ごくわずかな時間、対象に不運がより起こりやすくなる。

――――――――――


 これで【強奪】でアイテムを奪う確率とクリティカル発生率がさらに上がる。


【盗賊】一人だと、格下相手にちまちまと斬りつけるだけしかできないのに【呪術使い】がバックにいることで、クリティカルによるダメージの上振れが期待できるようになる。

 これは大きい。

 それと【ハードラッカー】の称号も得ていた。


――――――――――

ハードラッカー

不運が効果を上げたとき、リンを得る

――――――――――


【呪い】などによって低確率行動をパーティ内で何度も成功させたときに得られる称号だ。

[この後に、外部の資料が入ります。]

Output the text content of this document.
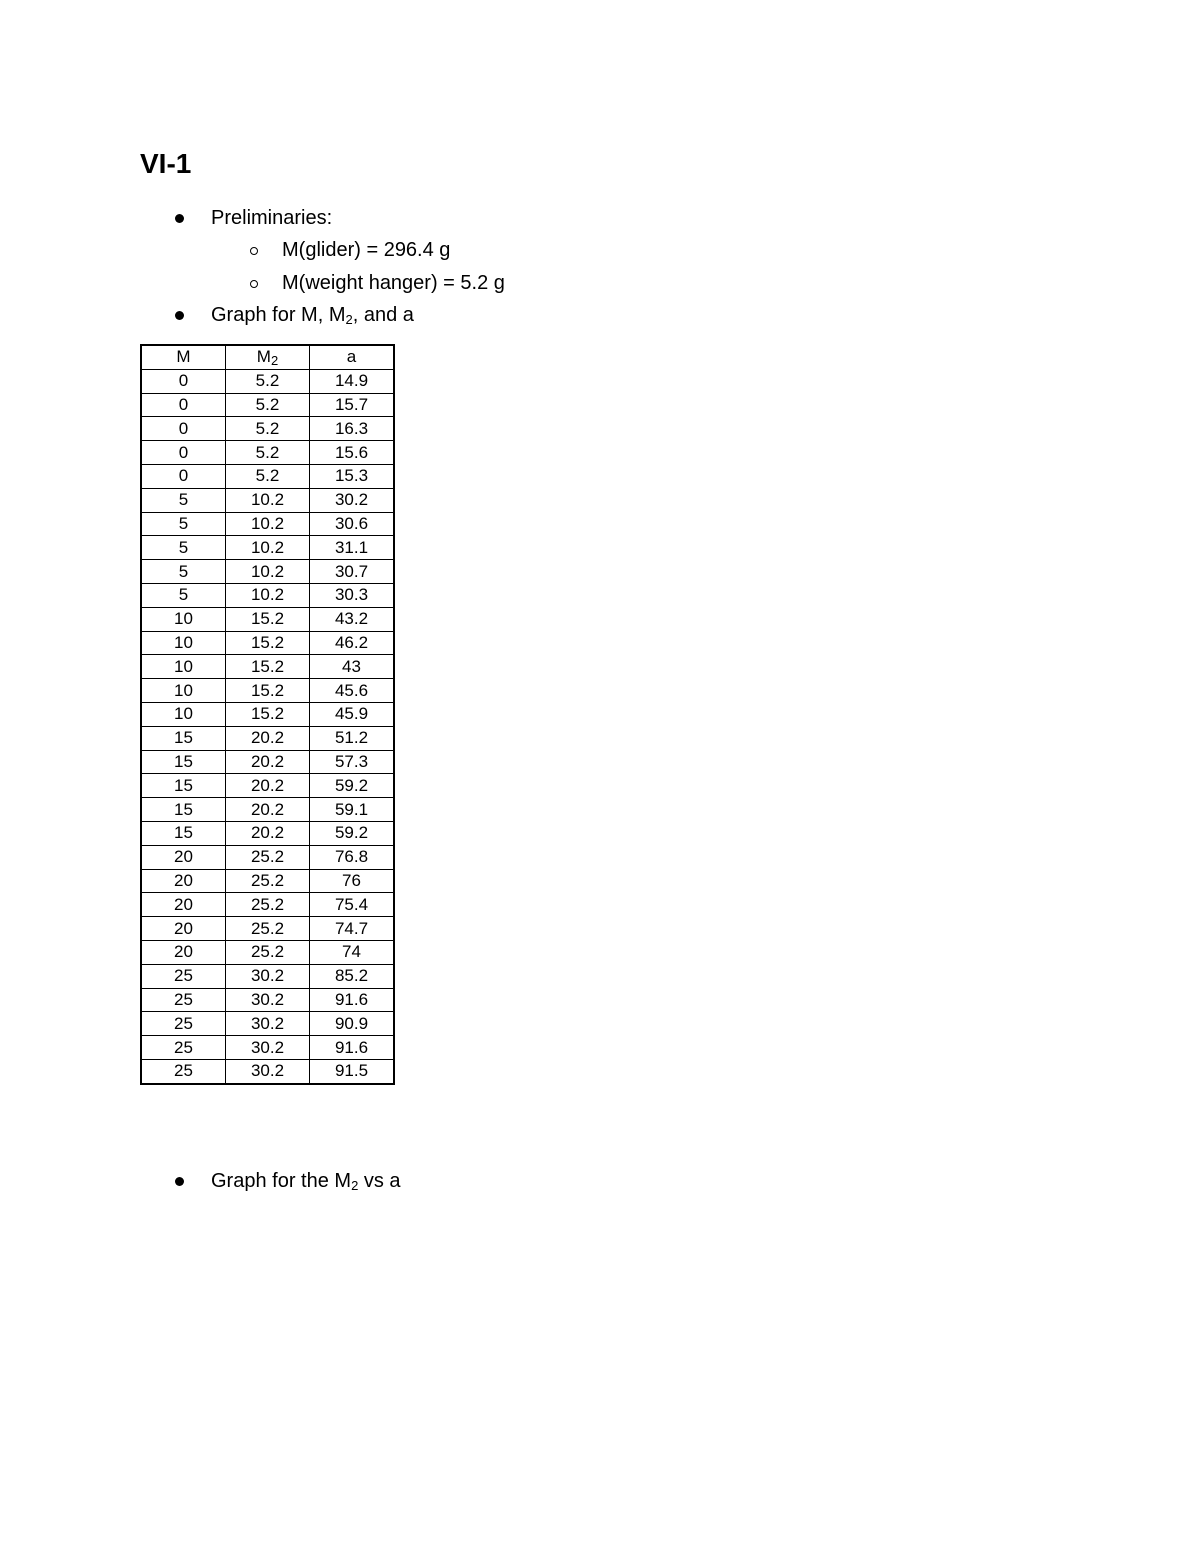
VI-1
Preliminaries:
M(glider) = 296.4 g
M(weight hanger) = 5.2 g
Graph for M, $M_2$, and a
M	$M_2$	a
0	5.2	14.9
0	5.2	15.7
0	5.2	16.3
0	5.2	15.6
0	5.2	15.3
5	10.2	30.2
5	10.2	30.6
5	10.2	31.1
5	10.2	30.7
5	10.2	30.3
10	15.2	43.2
10	15.2	46.2
10	15.2	43
10	15.2	45.6
10	15.2	45.9
15	20.2	51.2
15	20.2	57.3
15	20.2	59.2
15	20.2	59.1
15	20.2	59.2
20	25.2	76.8
20	25.2	76
20	25.2	75.4
20	25.2	74.7
20	25.2	74
25	30.2	85.2
25	30.2	91.6
25	30.2	90.9
25	30.2	91.6
25	30.2	91.5
Graph for the $M_2$ vs a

 システム音声だけだと説明が不十分だから、俺は改めて青ちゃんに新しいスキルと称号を説明する。


「――ってことは、湊くんが盗みを働くと」

「言い方、言い方」

「私にお金が入ってくるっていうシステム?」

「そういうことです。言い方はアレですけど」

「湊くんに盗みをさせて私は対価としてお金を得るって、完全にヤバい人だね」


 口元に手をやった青ちゃんは、くつくつと堪えきれない笑いをこぼす。


「共犯っていうよりも実行犯と首謀者って感じですね」

「だね」


 二人して笑い合う。

 さっきの戦闘の緊張が溶けたせいか、他愛もない時間がめちゃくちゃ楽しく感じる。


 作成するのは武器か防具で悩んだけど、防具にしよう。

 受け取ってくれるかわからないけど、俺の一番大切な人にあげよう。


 青ちゃんは、笑い過ぎて出た涙を指先ですくう。

 じゃれるように俺の足をつんつんとつついてきた。


「湊くんといると、すっごく楽しいかも」

「お……俺もです」


 青ちゃん、もしかして俺のこと好きなんじゃ――。

 ドキドキしていると、ス、と青ちゃんが挙手して店員さんを呼ぶ。


「このエールってやつお酒ですか? お酒? じゃ、三杯ください」

「ちょ、先生!」


 クッ、油断した!


「ちょっとだけ。ちょーっとだけ。ひとなめだけ! ……ね?」


 可愛く首をかしげてもダメだ。


「ひとなめで済ます人は三杯も頼みませんよ!」

「昨日飲んでないんだよ!?」


 迫真の表情だった。

 そんな深刻なことなのかよ。


 まあ……食べる量は俺よりも少ないし、戦闘面では大助かりだ。

 素直に言えば一杯くらい頼んでもよかったのに。一杯だけど。


 店員さんが運んできたジョッキを持ち、青ちゃんはグビグビグビグビっとやる。


「んんんんんんん――だっはぁぁぁぁぁああああ」


 派手な歓声を上げる青ちゃん。家ではこうなのかな。ジョッキ、もう空になってる。

 俺も一杯もらうことにした。


「ああ、味はゲームと一緒なのか」

「あー! 未成年なのにお酒飲んでる!」

「ゲームの世界ではよく飲んでたのでいいんです。酔いつぶれることもないし――」

 言い終えたところで強烈な酒気が喉から鼻に抜ける。

 こ、こういうところはリアルなんだな。

 二口目を飲んでそれ以上は口をつけないでおいた。


「いらないならもらうよー?」


 俺が飲んだジョッキに手をつける青ちゃん。

 間接キスとか気にしないのか……!?

 お、大人だ……!


「先生と、間接キス、しっちゃったね?」


 酒で火照った赤い頬と潤みを帯びた瞳。

 蠱惑的な表情が、俺を捕まえて離さない。


「べ、別に……それくらい、大したこと、ないでしょ」


 目をそらしながら言ったせいか、青ちゃんは終始ニヤニヤしていた。

 エールのアルコールは、青ちゃんが思ったよりも強かったようで、三杯飲むともうヘロヘロになってしまい、椅子から転げ落ちそうになっていた。


「先生、帰りましょう」

「うん……」


 会計を済ませ、昨日の宿まで青ちゃんに肩をかしながら歩く。


「歩けない……」

「でも、このままじゃ」

「おんぶ。お願いっ」


 酔っぱらった美人教師が甘えてくるのって、これ夢なのか。


「仕方ないですね」と言いながら、俺は青ちゃんを背負う。

 むにん、とおっぱいの感触が背中にあったのは言うまでもない。


「飲みすぎちゃった」

「休みましょう、今日は」


 宿についてベッドに寝かせるまで、ずっと青ちゃんはご機嫌だった。